The tech giant has been ordered to share data with rivals to open up competition in online search though.
Shares in Alphabet, Google's parent company, rose 7.2% in extended trading last night as investors hailed the ruling, which also allows Google to keep making annual payments of $20bn to Apple that regulators said froze out search rivals. Apple shares similarly rose 3%.
US District Judge Amit Mehta also said Google could keep its Android operating systems, which together with Chrome helps to drive Google's dominant online advertising business.
The ruling is the result of a five-year legal battle between Google and the US government, where antitrust regulators and lawmakers have long questioned Big Tech's market domination.
Mehta ruled last year that Google holds an illegal monopoly in online search and related advertising.
But the judge approached the job of imposing remedies on Google with "humility," he wrote, pointing to competition created by artificial intelligence companies since the case began.
"Here the court is asked to gaze into a crystal ball and look to the future. Not exactly a judge's forte," Mehta wrote.
Allowing Google to retain ownership of Chrome and Androids removes major concerns for investors who view them as key to the overall business in the face of threats from OpenAI and ChatGPT, which are already eroding Google's market dominance.
If allowed to access the data Google is required to share, AI companies could bolster their development of chatbots and, in some cases, AI search engines and web browsers.
"The money flowing into this space, and how quickly it has arrived, is astonishing," Mehta wrote, saying AI companies are already better placed to compete with Google than any search engine developer has been in decades.
US antitrust enforcers are considering their next steps, Assistant Attorney General Gail Slater said on X.
Google said in a blog post it was worried data sharing "will impact our users and their privacy, and we're reviewing the decision closely."

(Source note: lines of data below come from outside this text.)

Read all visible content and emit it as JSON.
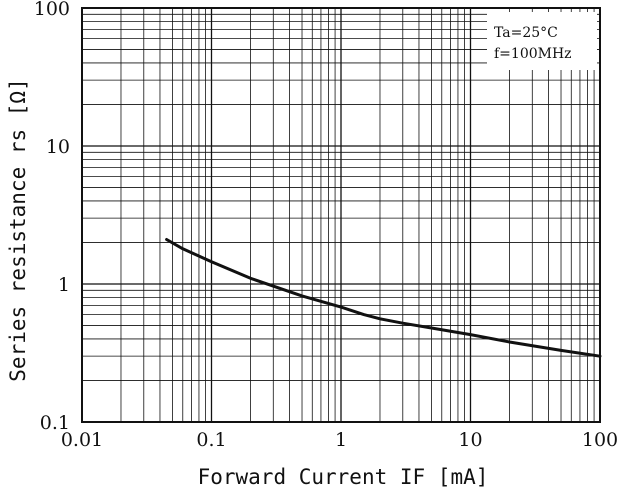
{
  "chart_data": {
    "type": "line",
    "title": "",
    "xlabel": "Forward Current  IF [mA]",
    "ylabel": "Series resistance  rs [Ω]",
    "x_scale": "log",
    "y_scale": "log",
    "xlim": [
      0.01,
      100
    ],
    "ylim": [
      0.1,
      100
    ],
    "x_ticks": [
      "0.01",
      "0.1",
      "1",
      "10",
      "100"
    ],
    "y_ticks": [
      "0.1",
      "1",
      "10",
      "100"
    ],
    "grid": true,
    "annotation": [
      "Ta=25°C",
      "f=100MHz"
    ],
    "annotation_position": "top-right",
    "series": [
      {
        "x": [
          0.045,
          0.06,
          0.1,
          0.2,
          0.5,
          1,
          1.5,
          2,
          3,
          5,
          10,
          20,
          50,
          100
        ],
        "y": [
          2.1,
          1.8,
          1.45,
          1.1,
          0.82,
          0.68,
          0.6,
          0.56,
          0.52,
          0.48,
          0.43,
          0.38,
          0.33,
          0.3
        ]
      }
    ],
    "colors": {
      "line": "#111111",
      "grid": "#111111",
      "background": "#ffffff"
    }
  }
}
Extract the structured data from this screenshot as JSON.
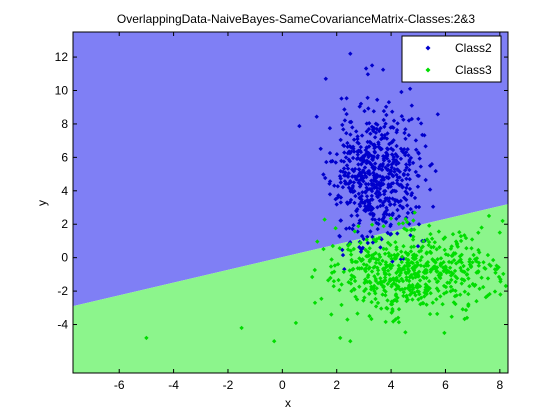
{
  "chart_data": {
    "type": "scatter",
    "title": "OverlappingData-NaiveBayes-SameCovarianceMatrix-Classes:2&3",
    "xlabel": "x",
    "ylabel": "y",
    "xlim": [
      -7.7,
      8.3
    ],
    "ylim": [
      -6.9,
      13.5
    ],
    "xticks": [
      -6,
      -4,
      -2,
      0,
      2,
      4,
      6,
      8
    ],
    "yticks": [
      -4,
      -2,
      0,
      2,
      4,
      6,
      8,
      10,
      12
    ],
    "grid": false,
    "legend_position": "top-right",
    "background_regions": [
      {
        "label_for": "Class2",
        "color": "#7f7ff5"
      },
      {
        "label_for": "Class3",
        "color": "#8cf58c"
      }
    ],
    "decision_boundary": {
      "x": [
        -7.7,
        8.3
      ],
      "y": [
        -2.9,
        3.2
      ]
    },
    "series": [
      {
        "name": "Class2",
        "color": "#0000cc",
        "marker": "diamond",
        "clusters": [
          {
            "cx": 3.4,
            "cy": 5.0,
            "sx": 0.8,
            "sy": 2.0,
            "n": 600,
            "seed": 11
          }
        ],
        "points": [
          [
            2.5,
            12.2
          ],
          [
            3.3,
            11.5
          ],
          [
            1.6,
            10.7
          ],
          [
            4.7,
            10.1
          ],
          [
            5.0,
            8.3
          ],
          [
            5.5,
            5.6
          ]
        ]
      },
      {
        "name": "Class3",
        "color": "#00dd00",
        "marker": "diamond",
        "clusters": [
          {
            "cx": 4.8,
            "cy": -0.8,
            "sx": 1.5,
            "sy": 1.2,
            "n": 600,
            "seed": 29
          }
        ],
        "points": [
          [
            -5.0,
            -4.8
          ],
          [
            -1.5,
            -4.2
          ],
          [
            -0.3,
            -5.0
          ],
          [
            0.5,
            -3.9
          ],
          [
            1.2,
            -2.7
          ],
          [
            1.8,
            -3.4
          ],
          [
            8.1,
            2.2
          ],
          [
            8.0,
            1.5
          ],
          [
            7.6,
            2.5
          ],
          [
            2.5,
            -5.0
          ]
        ]
      }
    ]
  }
}
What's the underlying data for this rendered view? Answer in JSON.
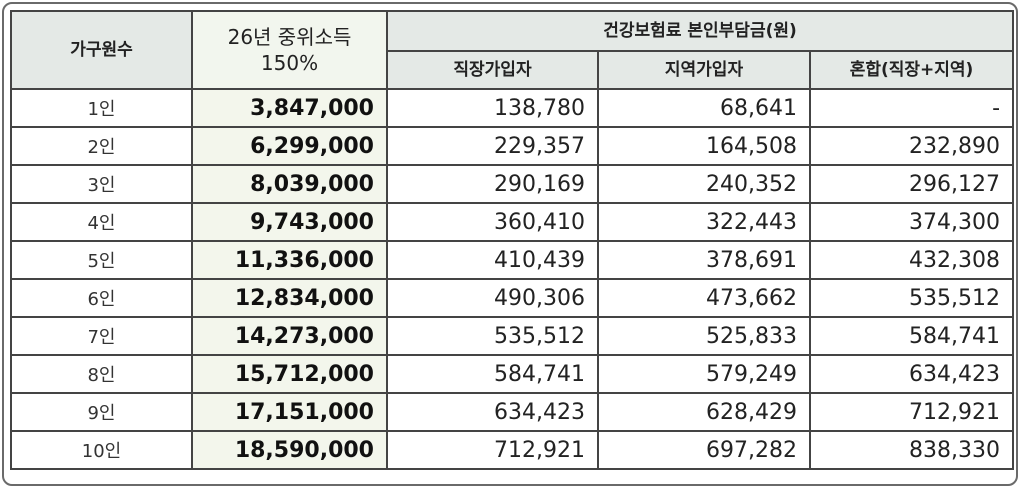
{
  "headers": {
    "household": "가구원수",
    "income_line1": "26년 중위소득",
    "income_line2": "150%",
    "insurance": "건강보험료 본인부담금(원)",
    "employee": "직장가입자",
    "regional": "지역가입자",
    "mixed": "혼합(직장+지역)"
  },
  "rows": [
    {
      "household": "1인",
      "income": "3,847,000",
      "employee": "138,780",
      "regional": "68,641",
      "mixed": "-"
    },
    {
      "household": "2인",
      "income": "6,299,000",
      "employee": "229,357",
      "regional": "164,508",
      "mixed": "232,890"
    },
    {
      "household": "3인",
      "income": "8,039,000",
      "employee": "290,169",
      "regional": "240,352",
      "mixed": "296,127"
    },
    {
      "household": "4인",
      "income": "9,743,000",
      "employee": "360,410",
      "regional": "322,443",
      "mixed": "374,300"
    },
    {
      "household": "5인",
      "income": "11,336,000",
      "employee": "410,439",
      "regional": "378,691",
      "mixed": "432,308"
    },
    {
      "household": "6인",
      "income": "12,834,000",
      "employee": "490,306",
      "regional": "473,662",
      "mixed": "535,512"
    },
    {
      "household": "7인",
      "income": "14,273,000",
      "employee": "535,512",
      "regional": "525,833",
      "mixed": "584,741"
    },
    {
      "household": "8인",
      "income": "15,712,000",
      "employee": "584,741",
      "regional": "579,249",
      "mixed": "634,423"
    },
    {
      "household": "9인",
      "income": "17,151,000",
      "employee": "634,423",
      "regional": "628,429",
      "mixed": "712,921"
    },
    {
      "household": "10인",
      "income": "18,590,000",
      "employee": "712,921",
      "regional": "697,282",
      "mixed": "838,330"
    }
  ]
}
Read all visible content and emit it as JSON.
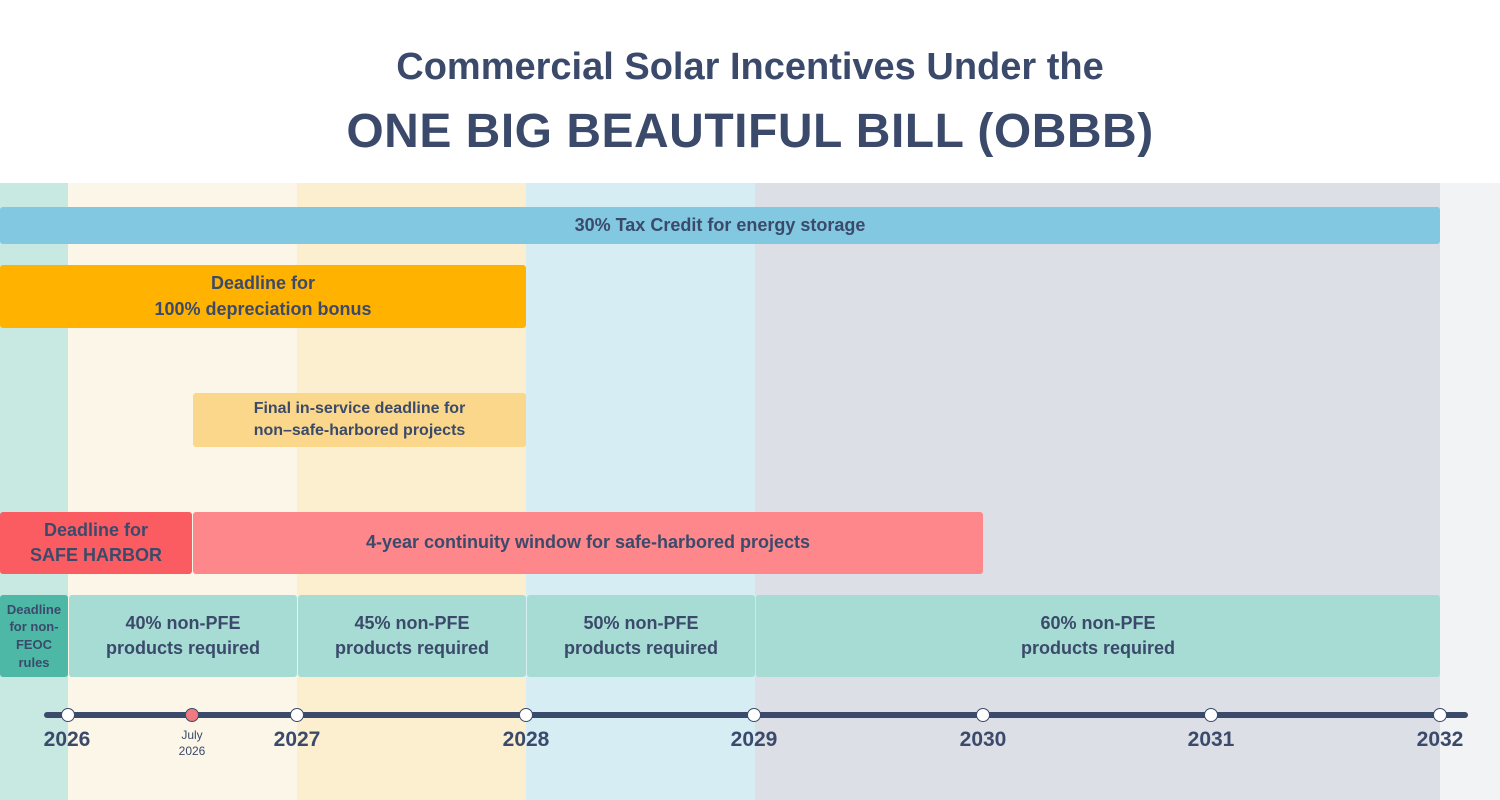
{
  "header": {
    "title_line1": "Commercial Solar Incentives Under the",
    "title_line2": "ONE BIG BEAUTIFUL BILL (OBBB)"
  },
  "colors": {
    "text": "#3b4a6b",
    "storage_bar": "#82c8e0",
    "depreciation_bar": "#ffb300",
    "in_service_bar": "#fad78a",
    "safe_harbor_bar": "#fb5c61",
    "continuity_bar": "#fd878a",
    "feoc_bar": "#4db8a6",
    "pfe_bar": "#a6dcd3"
  },
  "bars": {
    "storage": {
      "label": "30% Tax Credit for energy storage"
    },
    "depreciation": {
      "line1": "Deadline for",
      "line2": "100% depreciation bonus"
    },
    "in_service": {
      "line1": "Final in-service deadline for",
      "line2": "non–safe-harbored projects"
    },
    "safe_harbor": {
      "line1": "Deadline for",
      "line2": "SAFE HARBOR"
    },
    "continuity": {
      "label": "4-year continuity window for safe-harbored projects"
    },
    "feoc": {
      "line1": "Deadline",
      "line2": "for non-",
      "line3": "FEOC",
      "line4": "rules"
    },
    "pfe_40": {
      "line1": "40% non-PFE",
      "line2": "products required"
    },
    "pfe_45": {
      "line1": "45% non-PFE",
      "line2": "products required"
    },
    "pfe_50": {
      "line1": "50% non-PFE",
      "line2": "products required"
    },
    "pfe_60": {
      "line1": "60% non-PFE",
      "line2": "products required"
    }
  },
  "timeline": {
    "years": [
      "2026",
      "2027",
      "2028",
      "2029",
      "2030",
      "2031",
      "2032"
    ],
    "july_label_line1": "July",
    "july_label_line2": "2026"
  }
}
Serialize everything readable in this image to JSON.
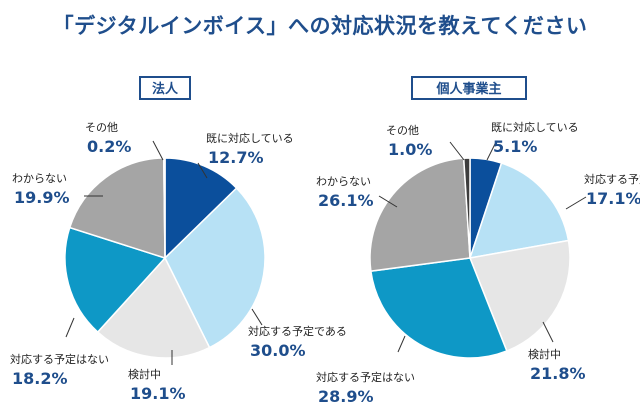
{
  "title": "「デジタルインボイス」への対応状況を教えてください",
  "colors": {
    "title": "#1f4e8c",
    "label_value": "#1f4e8c",
    "slices": [
      "#0b4f9c",
      "#b7e1f5",
      "#e6e6e6",
      "#0e98c6",
      "#a5a5a5",
      "#3d3d3d"
    ]
  },
  "chart_data": [
    {
      "type": "pie",
      "title": "法人",
      "categories": [
        "既に対応している",
        "対応する予定である",
        "検討中",
        "対応する予定はない",
        "わからない",
        "その他"
      ],
      "values": [
        12.7,
        30.0,
        19.1,
        18.2,
        19.9,
        0.2
      ],
      "value_labels": [
        "12.7%",
        "30.0%",
        "19.1%",
        "18.2%",
        "19.9%",
        "0.2%"
      ],
      "unit": "%"
    },
    {
      "type": "pie",
      "title": "個人事業主",
      "categories": [
        "既に対応している",
        "対応する予定である",
        "検討中",
        "対応する予定はない",
        "わからない",
        "その他"
      ],
      "values": [
        5.1,
        17.1,
        21.8,
        28.9,
        26.1,
        1.0
      ],
      "value_labels": [
        "5.1%",
        "17.1%",
        "21.8%",
        "28.9%",
        "26.1%",
        "1.0%"
      ],
      "unit": "%"
    }
  ]
}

Regarding the lucrative annual payments Google makes to Apple, Mehta wrote that banning them is even less necessary amid the rise of AI, where products such as OpenAI's ChatGPT "pose a threat to the primacy of traditional internet search."

The ruling also made it easier for device makers and others who set Google search as a default to load apps created by Google's rivals, by barring Google from entering exclusive contracts.
Google itself had proposed loosening those agreements, and its most recent deals with device makers Samsung Electronics and Motorola and wireless carriers AT&T and Verizon allow them to load rival search offerings.